Brian Swetland edited this page Jun 20, 2015 · 7 revisions

Safe Actions From IRQ handlers and Timer Callbacks

(Timer callbacks happen from IRQ context)

A number of these functions take a 'reschedule' parameter, which must be false when called from IRQ context. If your interrupt handler takes action which will wake a thread and you want to ensure it wakes now (provided priority is high enough) rather than when the next quantum expires, return INT_RESCHEDULE instead of INT_NO_RESCHEDULE. This will cause the kernel to invoke the scheduler before returning to thread context.

The follow actions are IRQ-safe:

  • Wake threads on wait queues with wake_queue_wake_one() or wake_queue_wake_all().

  • Signal an event with event_signal().

  • Reprogram a timer with timer_set_oneshot(), timer_set_periodic(), or timer_cancel().

  • Timer reprogramming is safe even from within that timer’s callback.

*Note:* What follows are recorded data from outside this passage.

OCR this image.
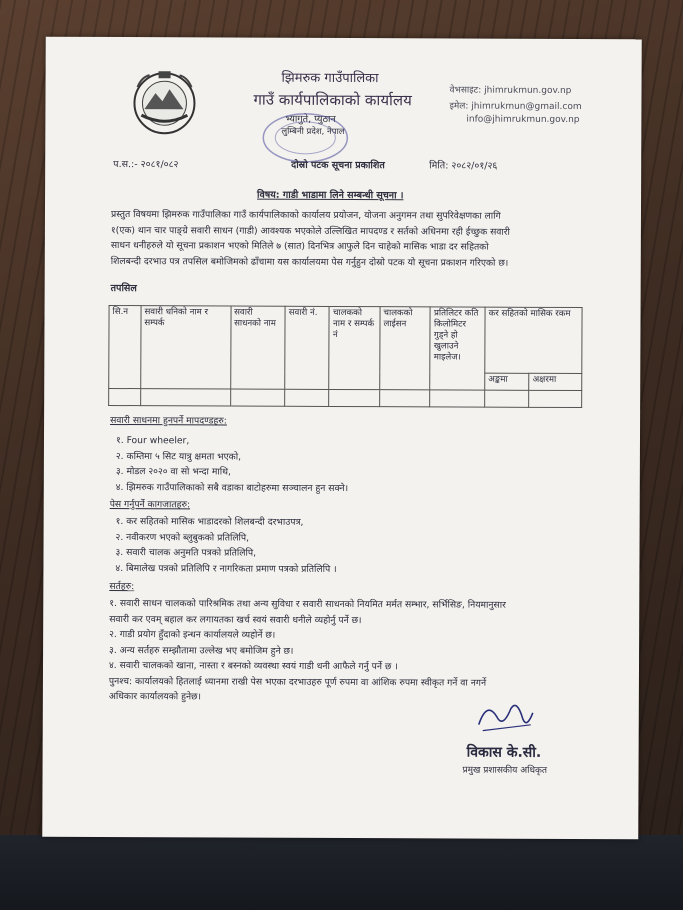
झिमरुक गाउँपालिका
गाउँ कार्यपालिकाको कार्यालय
भ्यागुते, प्युठान
लुम्बिनी प्रदेश, नेपाल
वेभसाइट: jhimrukmun.gov.np
इमेल: jhimrukmun@gmail.com
info@jhimrukmun.gov.np
प.स.:- २०८१/०८२	दोस्रो पटक सूचना प्रकाशित	मिति: २०८२/०१/२६
विषय: गाडी भाडामा लिने सम्बन्धी सूचना ।
प्रस्तुत विषयमा झिमरुक गाउँपालिका गाउँ कार्यपालिकाको कार्यालय प्रयोजन, योजना अनुगमन तथा सुपरिवेक्षणका लागि
१(एक) थान चार पाङ्ग्रे सवारी साधन (गाडी) आवश्यक भएकोले उल्लिखित मापदण्ड र सर्तको अधिनमा रही ईच्छुक सवारी
साधन धनीहरुले यो सूचना प्रकाशन भएको मितिले ७ (सात) दिनभित्र आफुले दिन चाहेको मासिक भाडा दर सहितको
शिलबन्दी दरभाउ पत्र तपसिल बमोजिमको ढाँचामा यस कार्यालयमा पेस गर्नुहुन दोस्रो पटक यो सूचना प्रकाशन गरिएको छ।
तपसिल
सि.न	सवारी धनिको नाम र सम्पर्क	सवारी साधनको नाम	सवारी नं.	चालकको नाम र सम्पर्क नं	चालकको लाईसन	प्रतिलिटर कति किलोमिटर गुड्ने हो खुलाउने माइलेज।	कर सहितको मासिक रकम	
							अङ्कमा	अक्षरमा

सवारी साधनमा हुनपर्ने मापदण्डहरु:
१. Four wheeler,
२. कम्तिमा ५ सिट यात्रु क्षमता भएको,
३. मोडल २०२० वा सो भन्दा माथि,
४. झिमरुक गाउँपालिकाको सबै वडाका बाटोहरुमा सञ्चालन हुन सक्ने।
पेस गर्नुपर्ने कागजातहरु:
१. कर सहितको मासिक भाडादरको शिलबन्दी दरभाउपत्र,
२. नवीकरण भएको ब्लुबुकको प्रतिलिपि,
३. सवारी चालक अनुमति पत्रको प्रतिलिपि,
४. बिमालेख पत्रको प्रतिलिपि र नागरिकता प्रमाण पत्रको प्रतिलिपि ।
सर्तहरु:
१. सवारी साधन चालकको पारिश्रमिक तथा अन्य सुविधा र सवारी साधनको नियमित मर्मत सम्भार, सर्भिसिङ, नियमानुसार
सवारी कर एवम् बहाल कर लगायतका खर्च स्वयं सवारी धनीले व्यहोर्नु पर्ने छ।
२. गाडी प्रयोग हुँदाको इन्धन कार्यालयले व्यहोर्ने छ।
३. अन्य सर्तहरु सम्झौतामा उल्लेख भए बमोजिम हुने छ।
४. सवारी चालकको खाना, नास्ता र बस्नको व्यवस्था स्वयं गाडी धनी आफैले गर्नु पर्ने छ ।
पुनश्च: कार्यालयको हितलाई ध्यानमा राखी पेस भएका दरभाउहरु पूर्ण रुपमा वा आंशिक रुपमा स्वीकृत गर्ने वा नगर्ने
अधिकार कार्यालयको हुनेछ।
विकास के.सी.
प्रमुख प्रशासकीय अधिकृत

  • Use spinlocks (but usually the higher level primitives are what you want).

Timekeeping: lk_time_t

This unsigned type is used by kernel functions involving timers, timeouts, etc, and is in units of milliseconds. The maximum value (defined as INFINITE_TIME) is used to specify a timeout that will never expore. The value 0 passed as a timeout parameter always means ``return immediately if you would have to wait.''

ERR_TIMED_OUT is the status returned by a function taking a timeout value, if the timeout expires before the requested action can be accomplished.

Destroying Primitives

There are _destroy() functions, but they require careful use — it is not safe to destroy a primitive that might be used again from another thread or interrupt context after its destruction.